The unexpected death of Congressman Alan Nunnelee has thrown the Mississippi GOP into scramble mode as they struggle to find a replacement.  Under Mississippi law special elections are non-partisan affairs which means in a crowded field a Democratic could hypothetically act and behave like a Republican.  The GOP’s saving grace is that a run-off would occur if no candidate hits the 50% mark.

The district is solidly Republican, taking in Desoto County and formerly Democratic Northern Mississippi but it represents to very different wings of the party.  Many voters in Desoto County live in the Memphis suburbs and while they affiliate with Mississippi they have a different political culture. Desoto County Republicans tend to be the hardline Tea Party and libertarian type.  Voters in much of the rest of the district are traditionally Democratic but have been increasingly drawn to the GOP on fiscal and cultural issues.

Such a divide can be illustrated by two cases.  The first, illustrated by Stu Rothenburg can be viewed here.  The second case is more recent and involves the 2014 Mississippi Senate primary and run-off between Thad Cochran and Chris McDaniels.

Thad Cochran has long represented the traditional Mississippi GOP, fiscally and culturally conservative but also “getting mine.”  McDaniel’s style was more confrontational and direct.  In the initial primary where McDaniels won statewide he only managed to win the 1st district’s vote total but he did so because he carried 62% of Desoto County’s 9,300 votes.  He lost the majority of counties in the district.  In the run-off McDaniel increased his margin in Desoto County to 69% out of over 18,000 votes.  But reflective of the district GOP’s divide and Cochran’s strength he ran strong in Tupelo and culturally conservative and rural areas in the district and statewide.

This gives Democrats their opening.  Find a conservative candidate with appeal to the district can exploit the GOP’s divide, especially if Republicans split along Tea Party vs. traditional Republican lines.  But this is easier said than done.
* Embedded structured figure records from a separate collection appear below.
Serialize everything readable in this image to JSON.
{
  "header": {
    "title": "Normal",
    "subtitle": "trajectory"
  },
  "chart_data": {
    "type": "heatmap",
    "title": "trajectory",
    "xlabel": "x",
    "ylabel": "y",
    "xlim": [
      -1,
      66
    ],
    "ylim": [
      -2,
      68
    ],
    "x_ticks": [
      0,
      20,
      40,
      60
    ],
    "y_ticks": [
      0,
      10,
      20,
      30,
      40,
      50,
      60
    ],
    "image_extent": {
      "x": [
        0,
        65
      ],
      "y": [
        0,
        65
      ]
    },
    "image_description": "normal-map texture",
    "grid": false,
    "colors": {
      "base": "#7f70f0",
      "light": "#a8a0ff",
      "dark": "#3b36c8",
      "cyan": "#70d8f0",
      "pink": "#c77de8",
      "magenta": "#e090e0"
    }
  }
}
Since the last time Democrats were able to exploit GOP divisions in the state in 08 partisan polarization has dramatically increased.  Consider that between 2009 and 2010 almost half of the South’s majority-white seats had Democratic representation.  Following 2010 and 2012 that number had shrunk to one and John Barrow’s defeat in 2014 means there are more black Republicans than white Democrats in the Deep South.
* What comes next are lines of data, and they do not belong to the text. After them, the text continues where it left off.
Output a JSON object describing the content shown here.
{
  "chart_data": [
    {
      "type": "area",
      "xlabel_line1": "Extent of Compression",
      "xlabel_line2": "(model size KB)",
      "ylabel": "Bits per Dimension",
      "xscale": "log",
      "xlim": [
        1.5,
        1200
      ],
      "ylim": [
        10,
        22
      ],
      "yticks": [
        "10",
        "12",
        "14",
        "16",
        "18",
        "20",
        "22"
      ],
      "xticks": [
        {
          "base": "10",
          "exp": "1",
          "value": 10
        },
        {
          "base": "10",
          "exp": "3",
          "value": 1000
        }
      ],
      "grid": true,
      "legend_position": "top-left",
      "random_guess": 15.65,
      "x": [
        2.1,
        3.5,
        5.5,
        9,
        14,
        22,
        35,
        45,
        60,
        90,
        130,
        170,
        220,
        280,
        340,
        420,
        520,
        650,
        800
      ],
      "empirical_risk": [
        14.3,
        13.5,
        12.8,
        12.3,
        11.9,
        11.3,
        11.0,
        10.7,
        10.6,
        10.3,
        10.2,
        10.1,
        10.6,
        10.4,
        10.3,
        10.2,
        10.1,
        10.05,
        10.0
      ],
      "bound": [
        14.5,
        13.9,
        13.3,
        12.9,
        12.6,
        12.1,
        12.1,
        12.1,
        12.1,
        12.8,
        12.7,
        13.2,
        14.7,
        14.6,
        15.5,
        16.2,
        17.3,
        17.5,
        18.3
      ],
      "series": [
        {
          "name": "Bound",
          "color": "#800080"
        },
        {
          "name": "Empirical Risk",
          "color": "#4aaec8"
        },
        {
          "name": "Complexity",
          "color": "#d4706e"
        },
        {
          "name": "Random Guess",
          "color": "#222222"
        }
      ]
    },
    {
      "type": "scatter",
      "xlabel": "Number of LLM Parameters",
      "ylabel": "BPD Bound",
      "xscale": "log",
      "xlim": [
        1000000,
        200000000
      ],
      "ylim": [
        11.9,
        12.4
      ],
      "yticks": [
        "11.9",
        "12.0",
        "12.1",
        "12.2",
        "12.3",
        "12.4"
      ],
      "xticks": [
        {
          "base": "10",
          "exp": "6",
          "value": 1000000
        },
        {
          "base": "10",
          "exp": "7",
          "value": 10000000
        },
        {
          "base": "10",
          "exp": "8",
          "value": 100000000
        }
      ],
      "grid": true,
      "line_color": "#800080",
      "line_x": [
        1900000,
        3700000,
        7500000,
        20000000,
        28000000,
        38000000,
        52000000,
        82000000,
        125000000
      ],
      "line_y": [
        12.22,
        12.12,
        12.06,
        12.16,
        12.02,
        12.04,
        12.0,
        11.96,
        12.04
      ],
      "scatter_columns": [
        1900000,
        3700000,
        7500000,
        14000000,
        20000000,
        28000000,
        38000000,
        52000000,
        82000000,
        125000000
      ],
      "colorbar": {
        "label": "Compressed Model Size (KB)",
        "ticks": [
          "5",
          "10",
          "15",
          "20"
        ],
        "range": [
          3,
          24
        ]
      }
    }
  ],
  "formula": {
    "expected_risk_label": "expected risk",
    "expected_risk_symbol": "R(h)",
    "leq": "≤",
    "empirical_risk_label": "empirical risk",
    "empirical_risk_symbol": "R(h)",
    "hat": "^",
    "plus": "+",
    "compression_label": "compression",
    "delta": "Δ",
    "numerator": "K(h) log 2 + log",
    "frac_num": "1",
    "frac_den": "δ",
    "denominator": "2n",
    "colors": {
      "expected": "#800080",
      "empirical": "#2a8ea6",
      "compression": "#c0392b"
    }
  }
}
The line a Democrat would have to walk to not just win a non-partisan special election but a partisan general election is incredibly thin.  Travis Childers won an open seat race in 08 on the back of increased black turnout and a weak GOP opponent.  Notably, Childers won every county in the district short of Desoto.  But in 2010, when black turnout dropped and whites turned against Democrats Childers lost by 15% to Alan Nunnelee who united the wings of the GOP around a platform of “anybody but a Democrat.”

Keep in mind 2010 was before we have had the last three years of gridlock, culture wars and the like as well.  Plus, as mentioned above, at least there were still some white Southern Democrats left. For a Democrat to win this district everything, and I mean everything would have to go right to replicate Childer’s success.

First, they would have to be lucky enough to face a weak general election Republican (in an expected run-off).  Second, they would need this Republican to alienate one of the two wings of the party.  Thirdly, they would need to be able to distance themselves from the national Democratic brand and President, something increasingly difficult today in federally polarized races.

It might still be all for naught if the state has permanently turned away from any Democrat.  Case in point, 2014.  Despite Cochran winning a divided primary run-off he still managed to beat Childers handily statewide.  Childers only won three counties in his old district and lost the state by over 20%.

Democrats should obviously try to win the district if for no other reason than they could get lucky.  But all the factors would be stacked against them.  Much as Democrats have done with NY 10 (a more winnable special election) the party is unlikely to invest much in the race and that would spell certain doom for a Democrat even in a Republican divided district.